1. Corps Marshal (CM) who serves as Chief Executive of the Corps.
2. Deputy Corps Marshal (DCM)
3. Assistant Corps Marshal (ACM)
4. Corps Commanders (CC)
5. Deputy Corps Commanders (DCC)
6. Assistant Corps Commanders (ACC)
7. Chief Route Commander (CRC)
8. Superintendent Route Commander (SRC)
9. Route Commander (RC)
10. Deputy Route Commander (DRC)
11. Assistant Route Commander (ARC)

=== Marshals ===

| Marshal Inspectorate | Road Marshal Assistant |
| Chief Inspector (CI) | Chief Road Marshal Assistant (CRMA) |
| Deputy Chief Inspector (DCI) | Deputy Chief Road Marshal Assistant (DCRMA) |
| Assistant Chief Inspector (ACI) | Senior Road Marshal Assistant (SRMA) |
| Principal Marshal Inspector (PMI) | Road Marshal Assistant I (RMA-I) |
| Senior Marshal Inspector (SMI) | Road Marshal Assistant II (RMA-II) |
| Marshal Inspector I (MI-I) | Road Marshal Assistant III (RMA-III) |
| Marshal Inspector II (MI-II) | Chief Road Marshal Assistant (CRMA) |
| Marshal Inspector III (MI-III) |  |

All staff in the Officer and Marshal cadre are considered Regular Marshals. There exists an unpaid volunteer force known as Special Marshals who supplement the numbers of the Corps.

== Special Marshals ==
The Special Marshals are the volunteer arm of the Federal Road Safety Corps. The volunteer arm was created by the same FRSC statute Sec. 10 (1)… "the Corps" which shall consist of such number of uniform and non-uniform members as may be determined, from time to time, by the Commission. FRSC Establishment Act (2007). They are men and women of means, with proven integrity in society, and able to influence their immediate environment (work place/community) in favor of the course of road safety. The Act empowers the Special Marshals to carry out patrol and other activities that ensure good road usage on our highways. Just like their Regular counterparts, they can arrest and book traffic offenders as well as prosecute them when necessary.

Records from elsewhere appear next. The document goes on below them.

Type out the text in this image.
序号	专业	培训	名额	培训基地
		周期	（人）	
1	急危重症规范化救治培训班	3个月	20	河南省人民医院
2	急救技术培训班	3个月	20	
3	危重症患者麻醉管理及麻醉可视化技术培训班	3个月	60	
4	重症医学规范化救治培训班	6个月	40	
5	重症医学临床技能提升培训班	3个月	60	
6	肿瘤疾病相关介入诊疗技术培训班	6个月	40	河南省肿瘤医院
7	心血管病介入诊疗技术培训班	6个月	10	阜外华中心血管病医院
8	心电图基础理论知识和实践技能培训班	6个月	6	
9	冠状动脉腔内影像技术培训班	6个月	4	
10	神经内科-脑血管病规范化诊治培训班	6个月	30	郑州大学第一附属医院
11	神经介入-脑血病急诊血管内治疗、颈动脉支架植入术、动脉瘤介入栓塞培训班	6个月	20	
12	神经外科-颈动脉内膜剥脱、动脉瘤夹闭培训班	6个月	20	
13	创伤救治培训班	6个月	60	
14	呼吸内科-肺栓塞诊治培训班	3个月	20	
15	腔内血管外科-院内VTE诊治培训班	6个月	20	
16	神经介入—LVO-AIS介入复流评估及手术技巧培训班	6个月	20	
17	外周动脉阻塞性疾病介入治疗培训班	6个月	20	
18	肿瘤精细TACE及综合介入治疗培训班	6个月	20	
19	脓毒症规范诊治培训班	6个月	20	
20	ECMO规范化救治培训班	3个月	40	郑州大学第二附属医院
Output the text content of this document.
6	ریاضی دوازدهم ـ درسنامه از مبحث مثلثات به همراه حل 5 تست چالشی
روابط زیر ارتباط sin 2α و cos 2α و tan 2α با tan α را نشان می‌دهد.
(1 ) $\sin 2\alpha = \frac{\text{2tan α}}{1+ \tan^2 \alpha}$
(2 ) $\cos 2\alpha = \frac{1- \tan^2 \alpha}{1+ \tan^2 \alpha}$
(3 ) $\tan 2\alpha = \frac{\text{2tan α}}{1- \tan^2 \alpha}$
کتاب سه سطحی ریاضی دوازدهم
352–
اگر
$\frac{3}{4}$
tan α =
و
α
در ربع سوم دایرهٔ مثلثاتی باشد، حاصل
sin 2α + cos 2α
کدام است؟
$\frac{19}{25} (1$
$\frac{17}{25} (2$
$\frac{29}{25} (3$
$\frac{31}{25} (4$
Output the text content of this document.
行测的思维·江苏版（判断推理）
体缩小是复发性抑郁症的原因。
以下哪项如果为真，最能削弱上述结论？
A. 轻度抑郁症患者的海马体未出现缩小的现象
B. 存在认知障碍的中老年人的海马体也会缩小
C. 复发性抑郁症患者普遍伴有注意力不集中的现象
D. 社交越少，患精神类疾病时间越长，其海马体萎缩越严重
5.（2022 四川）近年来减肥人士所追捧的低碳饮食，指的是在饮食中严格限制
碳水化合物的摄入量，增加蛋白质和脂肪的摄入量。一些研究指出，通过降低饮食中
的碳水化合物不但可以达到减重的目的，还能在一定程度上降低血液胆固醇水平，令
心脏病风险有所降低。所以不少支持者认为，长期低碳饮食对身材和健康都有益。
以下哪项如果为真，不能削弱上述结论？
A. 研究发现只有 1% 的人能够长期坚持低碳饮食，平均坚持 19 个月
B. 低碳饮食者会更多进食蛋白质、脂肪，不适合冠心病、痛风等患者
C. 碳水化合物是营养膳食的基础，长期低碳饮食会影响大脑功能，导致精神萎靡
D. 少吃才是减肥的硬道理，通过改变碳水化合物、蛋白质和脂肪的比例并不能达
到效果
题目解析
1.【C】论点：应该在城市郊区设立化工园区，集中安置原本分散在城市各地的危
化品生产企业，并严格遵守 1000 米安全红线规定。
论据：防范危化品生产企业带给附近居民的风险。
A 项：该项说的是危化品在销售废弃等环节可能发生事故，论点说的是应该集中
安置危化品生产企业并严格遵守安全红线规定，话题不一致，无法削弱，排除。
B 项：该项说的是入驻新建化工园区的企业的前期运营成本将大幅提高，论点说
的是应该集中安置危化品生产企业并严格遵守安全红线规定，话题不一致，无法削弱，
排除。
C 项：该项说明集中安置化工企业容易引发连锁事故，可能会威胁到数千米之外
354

They can be identified with their blue high visibility regalia including face caps, high visibility jackets and arm bands. Special Marshals work strictly under the supervision of Regular Marshals.

== Safety and Traffic Cadet Corps ==
The Nigeria Safety Cadet Corps (NSC) is a nationwide voluntary youth organisation established to instill road safety culture amongst Nigerians. It operates under the Federal University of Agriculture, Abeokuta. It is affiliated with the FRSC and the university administration to ensure that road safety principles are taught and practiced. Members undergo structured training in first aid, traffic management, public education, and emergency response.